A labor of love for meter: a poet's boyhood home is saved
Published: 16 Jan. 2003, 01:20
After beginning a career as an architect, Mr. Lee became ill. He suffered from pneumonia, mostly. He took up poetry to overcome his afflictions, and his poetry is famed for its profundity and genius. Eventually, though, he died ?in Tokyo, after his release from prison. He had been jailed by the Japanese colonial authorities for producing "disquieting thoughts."
Though his poems and essays survive in textbooks as an integral part of Korean modern literature, the place where he spent most of his life was practically forgotten. Long abandoned, the house is in Tongin-dong, central Seoul, near Gyeongbok Palace.
Despite the poet's reputation, the house is now a shabby book rental shop with small living quarters. Only its tile roof is reminiscent of the old times, when Mr. Lee lived there. Park Bun-geum, 73, who owns the house, recently put it up for sale, saying it was too old to inhabit.

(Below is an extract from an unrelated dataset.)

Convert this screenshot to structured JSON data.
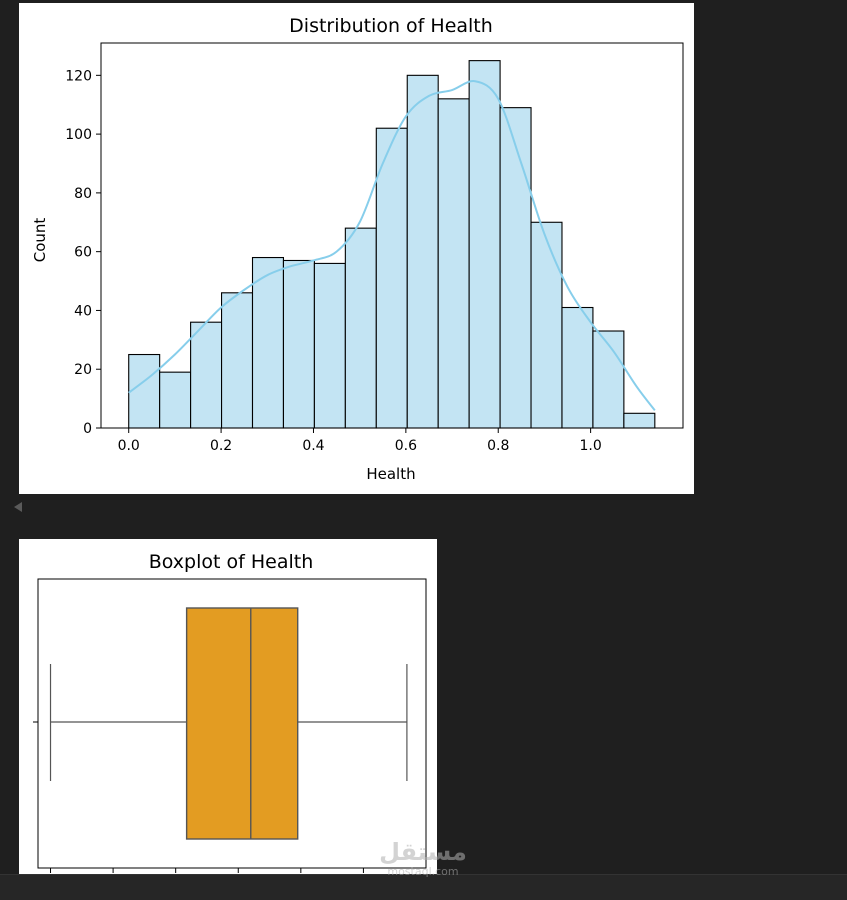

Kim Won, a representative of the Kim Su-geun Culture Foundation, a group of architects, heard about the house and took action. "Everything was going black when I heard about the news from the JoongAng Ilbo last October that the house would be given over to some building contractors," Mr. Kim says.
He was ready to do anything to stop the destruction of the house. Though the dwelling is more than 100 years old, it is just one of many like it in the neighborhood.
Mr. Kim's foundation signed a contract to buy the property late last month, saving the house. The foundation was initially not allowed to own the land because it was protected by the government as a cultural property.
Nevertheless, the house, before it was bought by the foundation, attracted several buyers, who wanted to buy it for its location, not its historical value. The owner, Ms. Park, insisted on selling it to someone who would honor the poet's memory.
Mr. Kim says the house will be used accordingly -- possibly as a teahouse named Jebi, which means "swallow," the name of a cafe the poet once ran himself.
Mr. Kim has nothing but contempt for the officials he had to deal with before buying the house and their bureaucratic inefficiency.
"In the long run, we rely on these officials to preserve cultural properties," he said.
The officials asked him to submit detailed documents on the cultural value of the building, but didn't have their heart in the job, he said.
"Those half-hearted officials need to change their mind-set," he said.
"They don't want to do something that might put a burden on their shoulders."